Superintendent Nancy McGinley appears to be at odds with the majority of the Charleston County School Board on her plan to shift McClellanville middle grades to St. James-Santee Elementary.

If you go

What: District 23 (Hollywood) community meeting.

When: 6 tonight.

Where: Baptist Hill High, 5117 Baptist Hill Road.

The board didn't re-vote on the issue Monday night, but at least five board members seemed to be opposed to her proposal. Many said they support what the community wants: keeping middle grades at Lincoln High.

“I listen to what the community wants to do, and they're saying don't move,” said board member Tom Ducker. “You made the proposal and I recognize you're the expert, but I'm not convinced this is the right thing to do and neither is the community.”

The board agreed in January to move seventh and eighth grades from the high school to the elementary school, but the board since has said it wanted more community input and would reconsider its decision. Board Chairwoman Cindy Bohn Coats said the board will vote on the issue again March 25.

Many residents fear moving the middle grades could hurt Lincoln High and result in the board shuttering the school. Both McGinley and board members said on Monday night that they recognize it costs more to operate rural schools, and they had no intention of closing Lincoln High.

McGinley said a change is necessary for the middle grades, which are considered “at risk” by the state, and shifting those to the elementary school would be in the best academic interest of students.

The board also had approved shifting sixth grades from elementary schools in District 23 (Hollywood) to the Baptist Hill High campus. Some supporters of Jane Edwards Elementary, a rural school on Edisto Island, are opposed to the change because they worry it will hurt their school and lead to its closure.

More than 300 McClellanville residents turned out to a community meeting last week, and a meeting in Hollywood is scheduled for tonight. The board didn't discuss the changes in Hollywood, and Coats said the board has an open mind and wants to hear what the community thinks is best.

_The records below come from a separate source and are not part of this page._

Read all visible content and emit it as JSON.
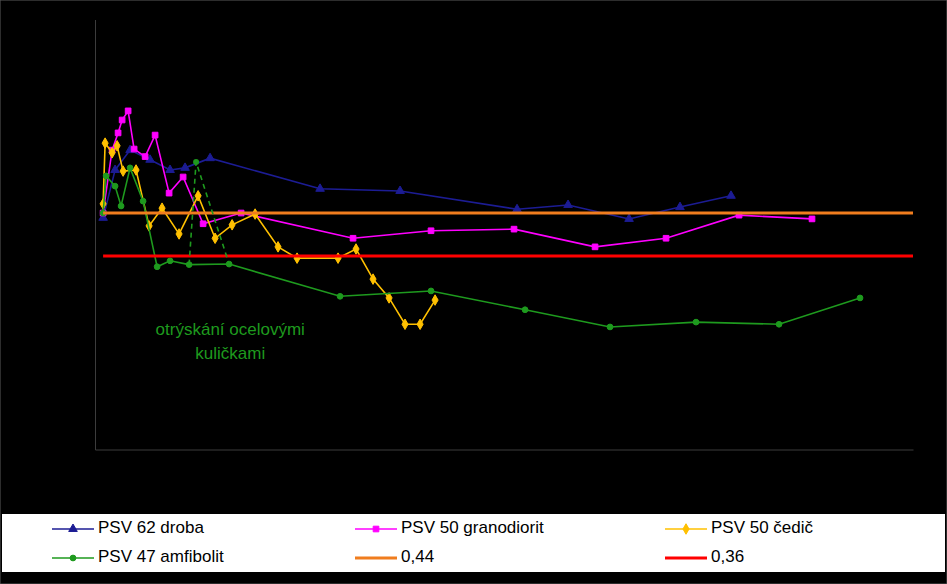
{
  "chart_data": {
    "type": "line",
    "xlim": [
      -1,
      100
    ],
    "ylim": [
      0,
      0.8
    ],
    "tick_labels": false,
    "grid": false,
    "legend": "bottom",
    "series": [
      {
        "name": "PSV 62 droba",
        "color": "#1c1c94",
        "marker": "triangle",
        "line_style": "solid",
        "x": [
          0,
          1.48,
          3.33,
          5.8,
          8.27,
          10.12,
          13.21,
          26.79,
          36.67,
          51.11,
          57.41,
          64.94,
          71.23,
          77.53
        ],
        "values": [
          0.431,
          0.52,
          0.557,
          0.539,
          0.52,
          0.524,
          0.542,
          0.485,
          0.481,
          0.447,
          0.455,
          0.429,
          0.451,
          0.472
        ]
      },
      {
        "name": "PSV 50 granodiorit",
        "color": "#ff00ff",
        "marker": "square",
        "line_style": "solid",
        "x": [
          0,
          1.11,
          1.85,
          2.35,
          3.09,
          3.83,
          5.19,
          6.42,
          8.15,
          9.88,
          12.35,
          17.04,
          30.86,
          40.49,
          50.74,
          60.74,
          69.51,
          78.52,
          87.53
        ],
        "values": [
          0.44,
          0.557,
          0.589,
          0.613,
          0.63,
          0.559,
          0.545,
          0.585,
          0.477,
          0.507,
          0.42,
          0.44,
          0.393,
          0.407,
          0.41,
          0.377,
          0.393,
          0.436,
          0.429
        ]
      },
      {
        "name": "PSV 50 čedič",
        "color": "#ffc000",
        "marker": "diamond",
        "line_style": "solid",
        "x": [
          0,
          0.25,
          1.11,
          1.73,
          2.47,
          4.07,
          5.68,
          7.28,
          9.38,
          11.73,
          13.83,
          15.93,
          18.77,
          21.6,
          23.95,
          29.01,
          31.23,
          33.33,
          35.31,
          37.28,
          39.14,
          40.99
        ],
        "values": [
          0.457,
          0.57,
          0.552,
          0.565,
          0.518,
          0.52,
          0.416,
          0.449,
          0.401,
          0.472,
          0.393,
          0.418,
          0.438,
          0.377,
          0.356,
          0.356,
          0.373,
          0.317,
          0.282,
          0.233,
          0.233,
          0.278
        ]
      },
      {
        "name": "PSV 47 amfibolit",
        "color": "#1e9a1e",
        "marker": "circle",
        "line_style": "solid",
        "x": [
          0,
          0.37,
          1.48,
          2.22,
          3.33,
          4.94,
          6.67,
          8.27,
          10.62,
          15.56,
          29.26,
          40.49,
          52.1,
          62.59,
          73.21,
          83.46,
          93.46
        ],
        "values": [
          0.44,
          0.509,
          0.49,
          0.453,
          0.524,
          0.462,
          0.34,
          0.351,
          0.344,
          0.345,
          0.285,
          0.295,
          0.26,
          0.228,
          0.237,
          0.233,
          0.282
        ]
      },
      {
        "name": "0,44",
        "color": "#f07d1e",
        "marker": "none",
        "line_style": "solid",
        "x": [
          0,
          100
        ],
        "values": [
          0.44,
          0.44
        ]
      },
      {
        "name": "0,36",
        "color": "#ff0000",
        "marker": "none",
        "line_style": "solid",
        "x": [
          0,
          100
        ],
        "values": [
          0.36,
          0.36
        ]
      }
    ],
    "annotations": [
      {
        "text": [
          "otrýskání ocelovými",
          "kuličkami"
        ],
        "color": "#1e9a1e",
        "x": 15.7,
        "y": [
          0.222,
          0.176
        ],
        "line_x": [
          10.62,
          11.48,
          15.56
        ],
        "line_y": [
          0.344,
          0.535,
          0.345
        ],
        "line_style": "dashed"
      }
    ]
  }
}
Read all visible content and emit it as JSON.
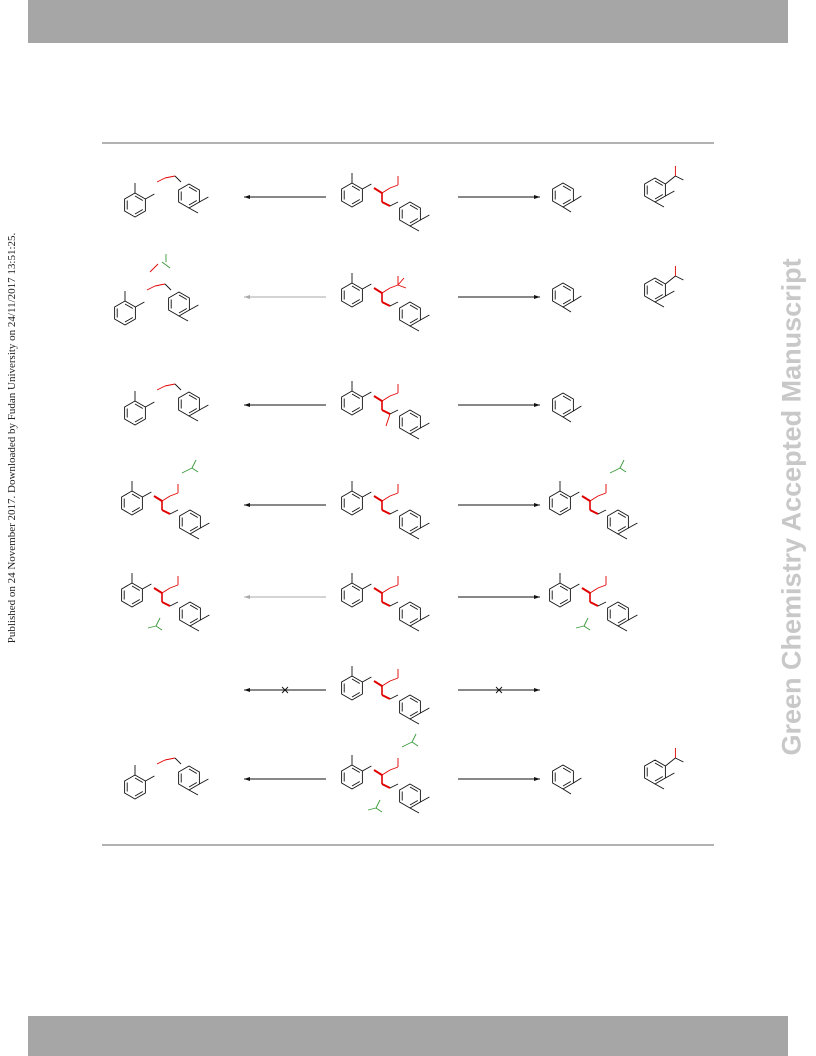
{
  "sidebar_left": {
    "text": "Published on 24 November 2017. Downloaded by Fudan University on 24/11/2017 13:51:25."
  },
  "watermark": {
    "text": "Green Chemistry Accepted Manuscript"
  }
}
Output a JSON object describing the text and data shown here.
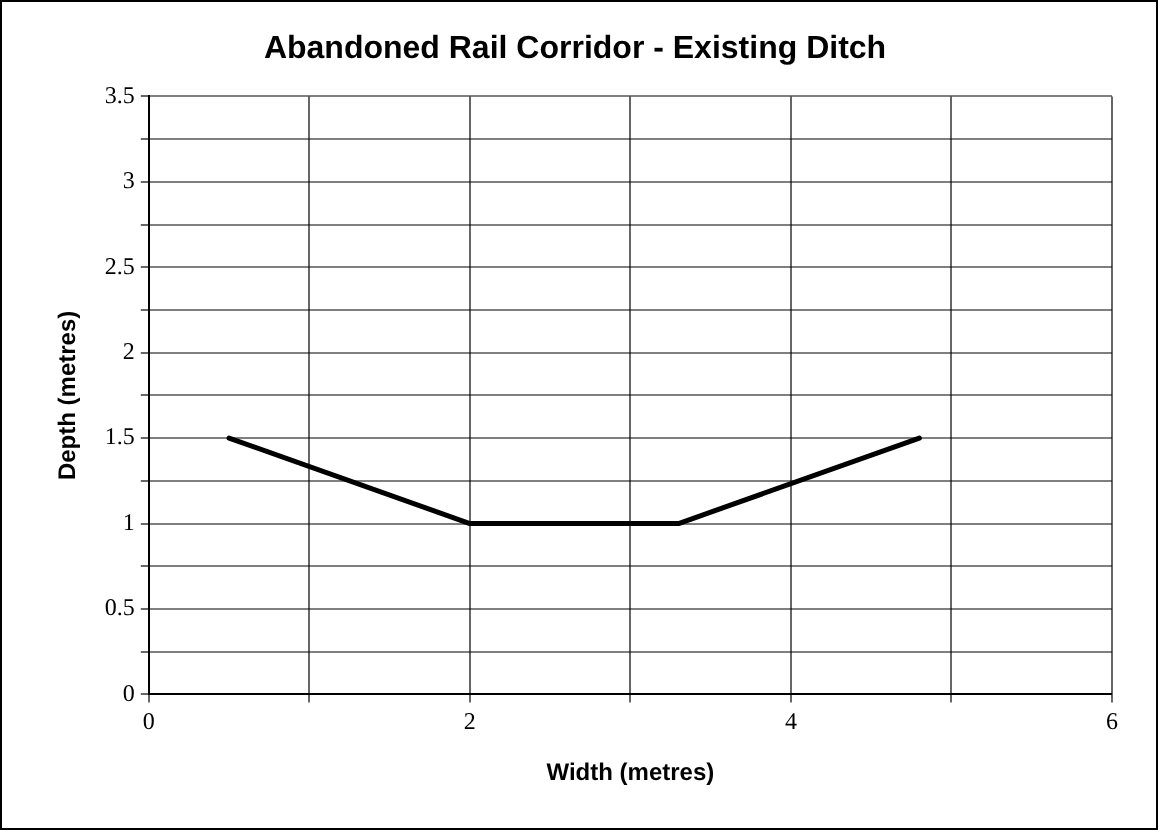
{
  "chart_data": {
    "type": "line",
    "title": "Abandoned Rail Corridor - Existing Ditch",
    "xlabel": "Width (metres)",
    "ylabel": "Depth (metres)",
    "x": [
      0.5,
      2,
      3.3,
      4.8
    ],
    "series": [
      {
        "color": "#000000",
        "values": [
          1.5,
          1,
          1,
          1.5
        ]
      }
    ],
    "xlim": [
      0,
      6
    ],
    "xticks": [
      0,
      {
        "value": 1,
        "label": null
      },
      2,
      {
        "value": 3,
        "label": null
      },
      4,
      {
        "value": 5,
        "label": null
      },
      6
    ],
    "ylim": [
      0,
      3.5
    ],
    "yticks": [
      0,
      {
        "value": 0.25,
        "label": null
      },
      0.5,
      {
        "value": 0.75,
        "label": null
      },
      1,
      {
        "value": 1.25,
        "label": null
      },
      1.5,
      {
        "value": 1.75,
        "label": null
      },
      2,
      {
        "value": 2.25,
        "label": null
      },
      2.5,
      {
        "value": 2.75,
        "label": null
      },
      3,
      {
        "value": 3.25,
        "label": null
      },
      3.5
    ],
    "grid": true,
    "legend": false,
    "marker": "none",
    "line_style": "solid"
  }
}
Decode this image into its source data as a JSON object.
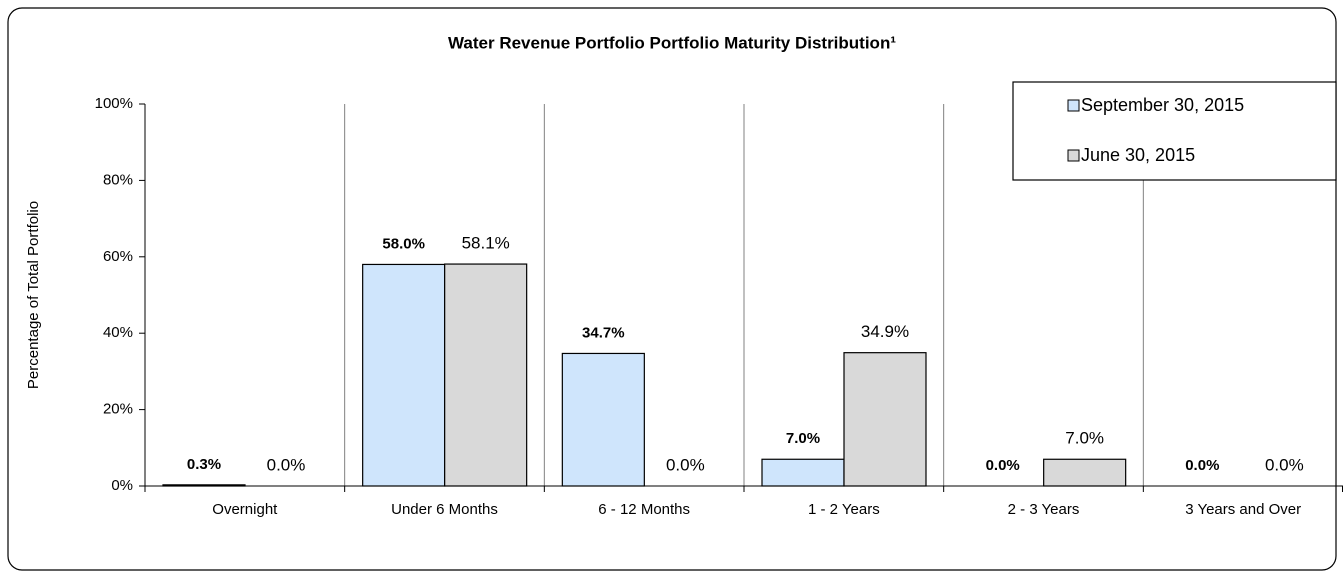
{
  "chart_data": {
    "type": "bar",
    "title": "Water Revenue Portfolio Portfolio Maturity Distribution¹",
    "y_label": "Percentage of Total Portfolio",
    "categories": [
      "Overnight",
      "Under 6 Months",
      "6 - 12 Months",
      "1 - 2 Years",
      "2 - 3 Years",
      "3 Years and Over"
    ],
    "series": [
      {
        "name": "September 30, 2015",
        "color": "#cfe5fc",
        "values": [
          0.3,
          58.0,
          34.7,
          7.0,
          0.0,
          0.0
        ],
        "value_labels": [
          "0.3%",
          "58.0%",
          "34.7%",
          "7.0%",
          "0.0%",
          "0.0%"
        ]
      },
      {
        "name": "June 30, 2015",
        "color": "#d9d9d9",
        "values": [
          0.0,
          58.1,
          0.0,
          34.9,
          7.0,
          0.0
        ],
        "value_labels": [
          "0.0%",
          "58.1%",
          "0.0%",
          "34.9%",
          "7.0%",
          "0.0%"
        ]
      }
    ],
    "ylim": [
      0,
      100
    ],
    "yticks": [
      {
        "value": 0,
        "label": "0%"
      },
      {
        "value": 20,
        "label": "20%"
      },
      {
        "value": 40,
        "label": "40%"
      },
      {
        "value": 60,
        "label": "60%"
      },
      {
        "value": 80,
        "label": "80%"
      },
      {
        "value": 100,
        "label": "100%"
      }
    ],
    "legend": "upper right"
  }
}
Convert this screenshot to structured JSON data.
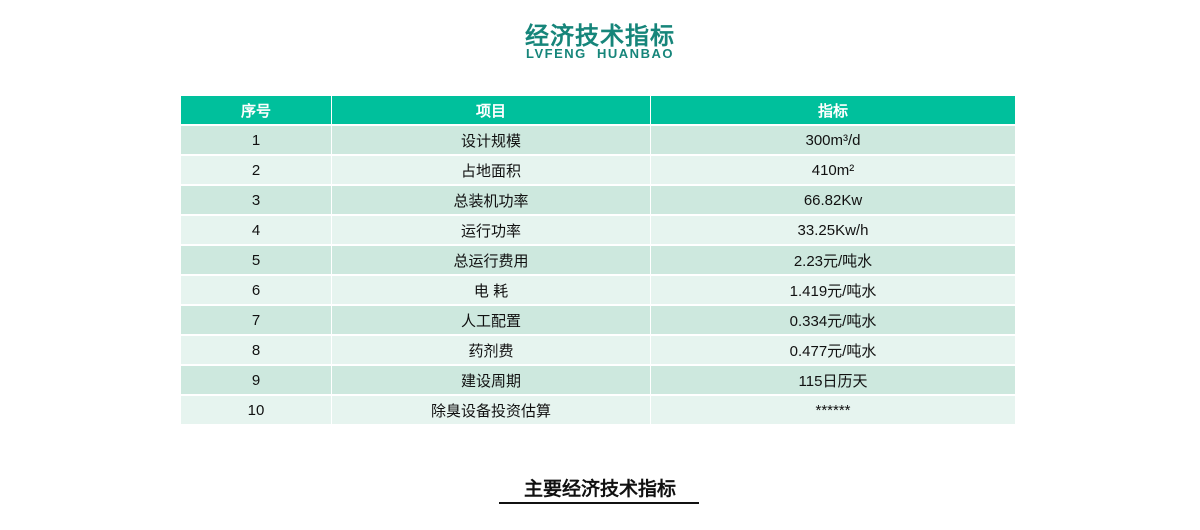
{
  "header": {
    "title": "经济技术指标",
    "subtitle": "LVFENG  HUANBAO"
  },
  "table": {
    "columns": [
      "序号",
      "项目",
      "指标"
    ],
    "rows": [
      [
        "1",
        "设计规模",
        "300m³/d"
      ],
      [
        "2",
        "占地面积",
        "410m²"
      ],
      [
        "3",
        "总装机功率",
        "66.82Kw"
      ],
      [
        "4",
        "运行功率",
        "33.25Kw/h"
      ],
      [
        "5",
        "总运行费用",
        "2.23元/吨水"
      ],
      [
        "6",
        "电 耗",
        "1.419元/吨水"
      ],
      [
        "7",
        "人工配置",
        "0.334元/吨水"
      ],
      [
        "8",
        "药剂费",
        "0.477元/吨水"
      ],
      [
        "9",
        "建设周期",
        "115日历天"
      ],
      [
        "10",
        "除臭设备投资估算",
        "******"
      ]
    ]
  },
  "caption": "主要经济技术指标",
  "colors": {
    "accent": "#16857a",
    "header_bg": "#00c09c",
    "row_odd": "#cde8de",
    "row_even": "#e6f4ef"
  }
}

In other business, the board unanimously agreed to name the new career and technology building on the Wando High campus the Center for Advanced Studies at Wando; and to change the contract length for 770 employees from 245 days to 240 days. Affected employees include principals, assistant principals, guidance counselors, secretaries and administrative assistants. They won't lose any pay, but they will accrue leave at a lower rate. Officials said the change will save money by allowing district-wide shut downs during winter and spring break.